Repression in der Türkei: Tränengas gegen Proteste

Während die Demonstranten gegen das Internetgesetz protestieren, ist schon ein neues repressives Gesetz in Vorbereitung.

Demonstranten in Istanbul bei einer Pause im Cafe. Bild: dpa

ISTABUL taz | Zum dritten Mal innerhalb eines Monats hat die türkische Polizei am vergangenen Wochenende Proteste gegen ein neues Internetgesetz brutal niedergeschlagen. Wieder hatte eine breite Koalition von Regierungsgegnern am Samstag in Istanbul und anderen großen Städten des Landes zu Demonstrationen gegen das Internetgesetz aufgerufen, mit dem staatlichen Behörden weitgehende Zensur- und Kontrollmöglichkeiten eingeräumt werden.

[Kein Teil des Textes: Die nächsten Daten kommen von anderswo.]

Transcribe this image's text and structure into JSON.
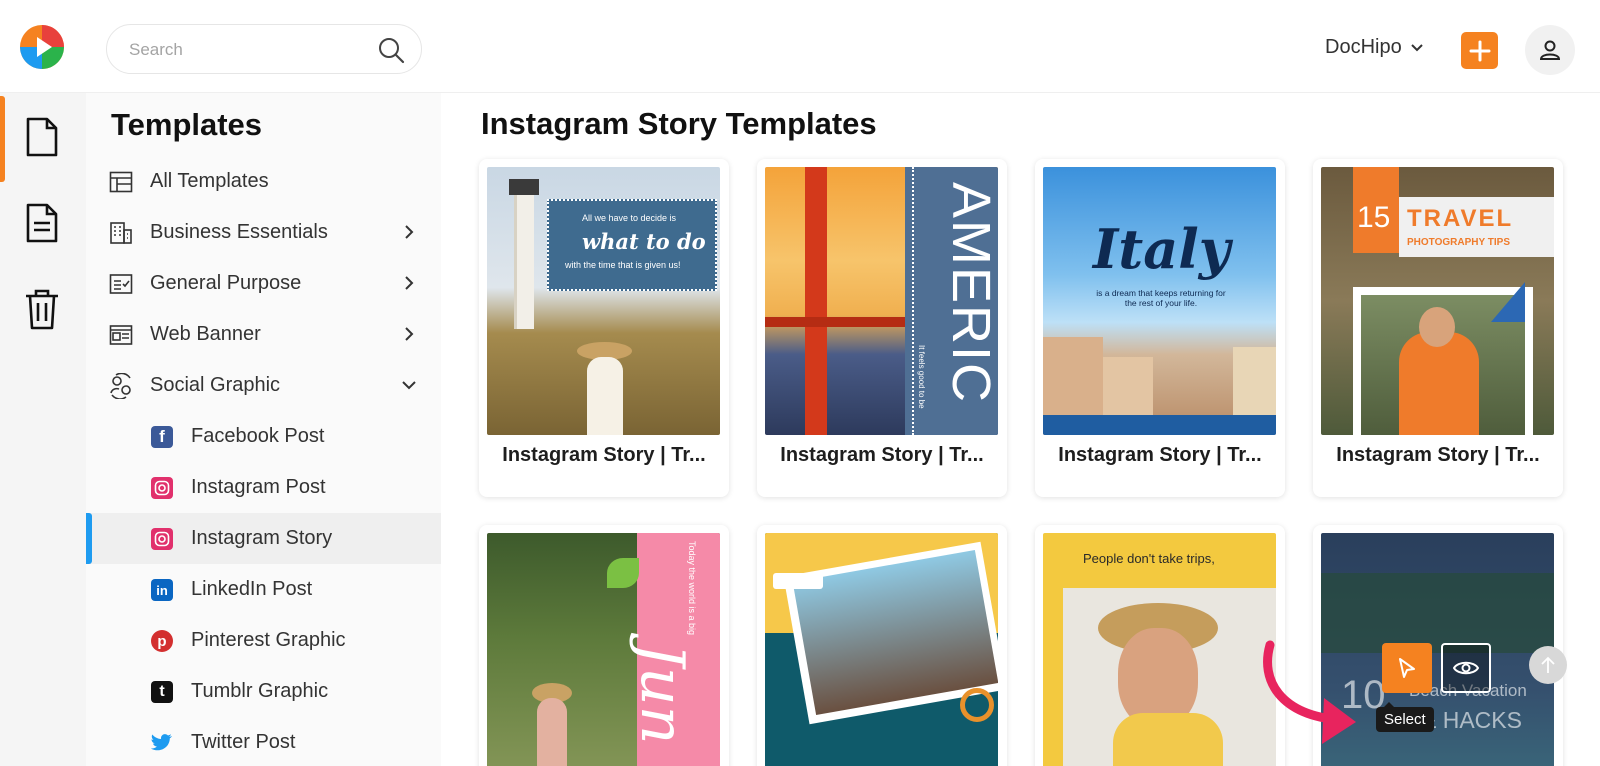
{
  "header": {
    "search_placeholder": "Search",
    "brand_label": "DocHipo",
    "accent_color": "#f58220"
  },
  "rail": {
    "items": [
      {
        "name": "documents",
        "icon": "document-icon",
        "active": true
      },
      {
        "name": "files",
        "icon": "file-text-icon",
        "active": false
      },
      {
        "name": "trash",
        "icon": "trash-icon",
        "active": false
      }
    ]
  },
  "sidebar": {
    "heading": "Templates",
    "items": [
      {
        "label": "All Templates",
        "icon": "layout-icon",
        "has_chevron": false
      },
      {
        "label": "Business Essentials",
        "icon": "building-icon",
        "has_chevron": true
      },
      {
        "label": "General Purpose",
        "icon": "checklist-icon",
        "has_chevron": true
      },
      {
        "label": "Web Banner",
        "icon": "banner-icon",
        "has_chevron": true
      },
      {
        "label": "Social Graphic",
        "icon": "social-icon",
        "has_chevron": true,
        "expanded": true
      }
    ],
    "sub_items": [
      {
        "label": "Facebook Post",
        "icon": "facebook-icon"
      },
      {
        "label": "Instagram Post",
        "icon": "instagram-icon"
      },
      {
        "label": "Instagram Story",
        "icon": "instagram-icon",
        "active": true
      },
      {
        "label": "LinkedIn Post",
        "icon": "linkedin-icon"
      },
      {
        "label": "Pinterest Graphic",
        "icon": "pinterest-icon"
      },
      {
        "label": "Tumblr Graphic",
        "icon": "tumblr-icon"
      },
      {
        "label": "Twitter Post",
        "icon": "twitter-icon"
      }
    ]
  },
  "main": {
    "title": "Instagram Story Templates",
    "cards": [
      {
        "title": "Instagram Story | Tr...",
        "thumb_text": "what to do",
        "thumb_small": "All we have to decide is",
        "thumb_small2": "with the time that is given us!"
      },
      {
        "title": "Instagram Story | Tr...",
        "thumb_text": "AMERIC",
        "thumb_small": "It feels good to be"
      },
      {
        "title": "Instagram Story | Tr...",
        "thumb_text": "Italy",
        "thumb_small": "is a dream that keeps returning for the rest of your life."
      },
      {
        "title": "Instagram Story | Tr...",
        "thumb_text": "15",
        "thumb_small": "TRAVEL",
        "thumb_small2": "PHOTOGRAPHY TIPS"
      },
      {
        "thumb_text": "Jun",
        "thumb_small": "Today the world is a big"
      },
      {},
      {
        "thumb_small": "People don't take trips,"
      },
      {
        "thumb_text": "10",
        "thumb_small": "Beach Vacation",
        "thumb_small2": "& HACKS"
      }
    ],
    "tooltip": "Select"
  }
}
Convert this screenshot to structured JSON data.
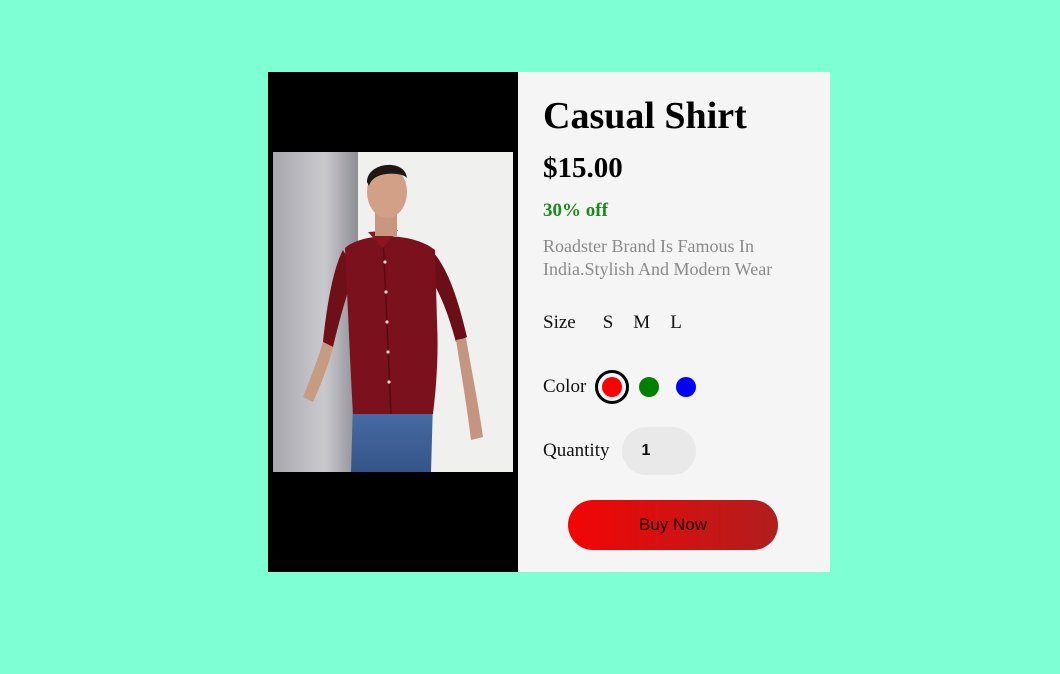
{
  "product": {
    "image_alt": "Man in maroon casual shirt and blue jeans",
    "title": "Casual Shirt",
    "price": "$15.00",
    "discount": "30% off",
    "description": "Roadster Brand Is Famous In India.Stylish And Modern Wear"
  },
  "size": {
    "label": "Size",
    "options": [
      "S",
      "M",
      "L"
    ]
  },
  "color": {
    "label": "Color",
    "options": [
      {
        "name": "red",
        "hex": "#ff0000",
        "selected": true
      },
      {
        "name": "green",
        "hex": "#008000",
        "selected": false
      },
      {
        "name": "blue",
        "hex": "#0000ff",
        "selected": false
      }
    ]
  },
  "quantity": {
    "label": "Quantity",
    "value": "1"
  },
  "buy_button": {
    "label": "Buy Now"
  },
  "colors": {
    "page_background": "#7fffd4",
    "card_background": "#f5f5f5",
    "image_panel": "#000000",
    "discount_text": "#1a8a1a",
    "button_gradient_start": "#f40505",
    "button_gradient_end": "#b01e1e"
  }
}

Vor allem die Enttäuschung über Staatspräsident Abdullah Gül trieb die Menschen dieses Mal auf die Straße. Gül hatte in den vergangenen Wochen mehrfach durchblicken lassen, er werde das auch international heftig kritisierte Gesetz wohl nicht unterzeichnen. Doch dann setzte er seine Unterschrift vor wenigen Tagen unter das Papier der Regierung, wohl aus Angst, eine Ablehnung würde der herrschenden AKP und Ministerpräsident Recep Tayyip Erdogan bei den bevorstehenden Wahlen schaden.

Da die Polizei bereits Tränengas und Wasserwerfer einsetzte, ehe sich auf dem zentralen Taksimplatz überhaupt ein Demonstrationszug richtig formieren konnte, verlagerten sich die Proteste von Beginn an in die Seitenstraßen des Istanbuler Zentrums. Als einige Demonstranten als Reaktion auf die Polizeirepression einige Feuerwerkskörper zündeten, schwärmten zivile Greiftrupps aus und nahmen zahlreiche Demonstranten fest.

Tränegasgranaten landeten auch in Kneipen

Bei der Verfolgung einzelner Protestteilnehmer kam es zu zahlreichen Zwischenfällen, bei denen auch völlig Unbeteiligte in Mitleidenschaft gezogen wurden. So durchschlug ein Tränengasgeschoss der Polizei die Scheibe eines städtischen Linienbusses und setzte sämtliche Fahrgäste unter Tränengas. Andere Tränengasgranaten landeten in Cafés und Restaurants am Straßenrand. Eine Touristin musste verletzt in ein Krankenhaus transportiert werden.

Nachdem das Inkrafttreten des Internetgesetzes trotz aller Proteste nicht verhindert werden konnte, bereitet die Regierung Erdogan bereits einen neuen Repressionsschritt vor. Die AKP-Fraktion brachte vor wenigen Tagen einen Gesetzentwurf im Parlament ein, durch den die Befugnissen des nationalen Geheimdienstes MIT erheblich erweitert werden sollen.

Der Geheimdienst soll freie Hand bekommen

Wird das Gesetz verabschiedet, darf der Geheimdienst bei Verdachtsmomenten, die so umfassend sind, dass sie praktisch niemanden mehr ausschließen, sämtliche Bankdaten, Telefon- und Internetverbindungen einsehen, nach denen dem Dienst verlangt. Das wäre dann nach dem Gesetz zur Kontrolle der Justiz und dem Internetzensurgesetz das dritte Vorhaben in wenigen Wochen, mit dem Rechtssicherheit und die Freiheit des Einzelnen massiv eingeschränkt werden.

Während die Opposition gar nicht mehr so schnell protestieren kann, wie die Regierung ihre Kontrollgesetze ins Parlament bringt, tourt Ministerpräsident Erdogan über die Marktplätze des Landes. Dort hämmert er den Menschen in der Provinz ein, dass seine Gesetze lediglich der Abwehr des äußeren und inneren Feindes der Türkei dienen. Von den Korruptionsskandalen und Protesten gegen seine autoritäre Politik geschwächt, setzt Erdogan nun alles daran, seine Anhänger noch einmal zu mobilisieren: zunächst für die Kommunalwahlen Ende März und dann für die Präsidentschaftswahlen im Sommer.